Assuming these actions are taken into account, they will be essential, but insufficient, to cope with this unprecedented crisis. Policy makers and other stakeholders in the pension services field, starting with citizens as pension savers, must design exceptional protective measures to ensure a decent pension income for EU citizens, for now and for the near future. BETTER FINANCE is ready to actively participate in this necessary and urgent process and provide insights and evidence from its long-standing research.

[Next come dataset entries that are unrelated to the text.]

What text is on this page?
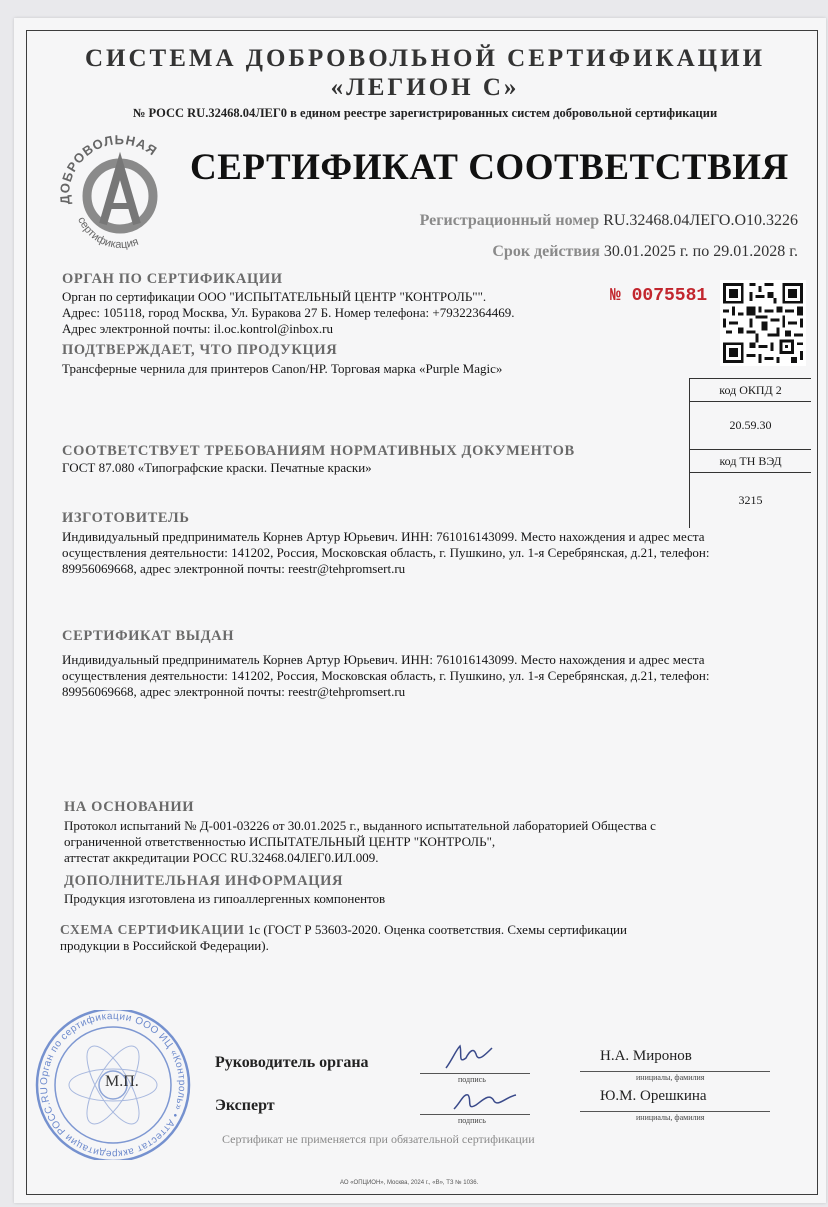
СИСТЕМА ДОБРОВОЛЬНОЙ СЕРТИФИКАЦИИ
«ЛЕГИОН С»
№ РОСС RU.32468.04ЛЕГ0 в едином реестре зарегистрированных систем добровольной сертификации
ДОБРОВОЛЬНАЯ
сертификация
СА
СЕРТИФИКАТ СООТВЕТСТВИЯ
Регистрационный номер RU.32468.04ЛЕГО.О10.3226
Срок действия 30.01.2025 г. по 29.01.2028 г.
№ 0075581
ОРГАН ПО СЕРТИФИКАЦИИ
Орган по сертификации ООО "ИСПЫТАТЕЛЬНЫЙ ЦЕНТР "КОНТРОЛЬ"".
Адрес: 105118, город Москва, Ул. Буракова 27 Б. Номер телефона: +79322364469.
Адрес электронной почты: il.oc.kontrol@inbox.ru
ПОДТВЕРЖДАЕТ, ЧТО ПРОДУКЦИЯ
Трансферные чернила для принтеров Canon/HP. Торговая марка «Purple Magic»
код ОКПД 2
20.59.30
код ТН ВЭД
3215
СООТВЕТСТВУЕТ ТРЕБОВАНИЯМ НОРМАТИВНЫХ ДОКУМЕНТОВ
ГОСТ 87.080 «Типографские краски. Печатные краски»
ИЗГОТОВИТЕЛЬ
Индивидуальный предприниматель Корнев Артур Юрьевич. ИНН: 761016143099. Место нахождения и адрес места
осуществления деятельности: 141202, Россия, Московская область, г. Пушкино, ул. 1-я Серебрянская, д.21, телефон:
89956069668, адрес электронной почты: reestr@tehpromsert.ru
СЕРТИФИКАТ ВЫДАН
Индивидуальный предприниматель Корнев Артур Юрьевич. ИНН: 761016143099. Место нахождения и адрес места
осуществления деятельности: 141202, Россия, Московская область, г. Пушкино, ул. 1-я Серебрянская, д.21, телефон:
89956069668, адрес электронной почты: reestr@tehpromsert.ru
НА ОСНОВАНИИ
Протокол испытаний № Д-001-03226 от 30.01.2025 г., выданного испытательной лабораторией Общества с
ограниченной ответственностью ИСПЫТАТЕЛЬНЫЙ ЦЕНТР "КОНТРОЛЬ",
аттестат аккредитации РОСС RU.32468.04ЛЕГ0.ИЛ.009.
ДОПОЛНИТЕЛЬНАЯ ИНФОРМАЦИЯ
Продукция изготовлена из гипоаллергенных компонентов
СХЕМА СЕРТИФИКАЦИИ 1с (ГОСТ Р 53603-2020. Оценка соответствия. Схемы сертификации
продукции в Российской Федерации).
Орган по сертификации ООО ИЦ «Контроль» • Аттестат аккредитации РОСС.RU
М.П.
Руководитель органа
подпись
Н.А. Миронов
инициалы, фамилия
Эксперт
подпись
Ю.М. Орешкина
инициалы, фамилия
Сертификат не применяется при обязательной сертификации
АО «ОПЦИОН», Москва, 2024 г., «В», ТЗ № 1036.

For example, in the past, some Member States guaranteed a minimum annual uptick in the life annuities provided by pension products in order to protect pensioners from the devastating impact of inflation on the purchasing power of pension income.
Today, it is even more important for BETTER FINANCE to reiterate its calls and requests to improve returns on long-term savings (i.e. at least the protection of the purchasing power of these lifelong savings at the time of retirement). After all, in the words of the European Commission, the priority is an economy, and therefore capital markets, that work for people.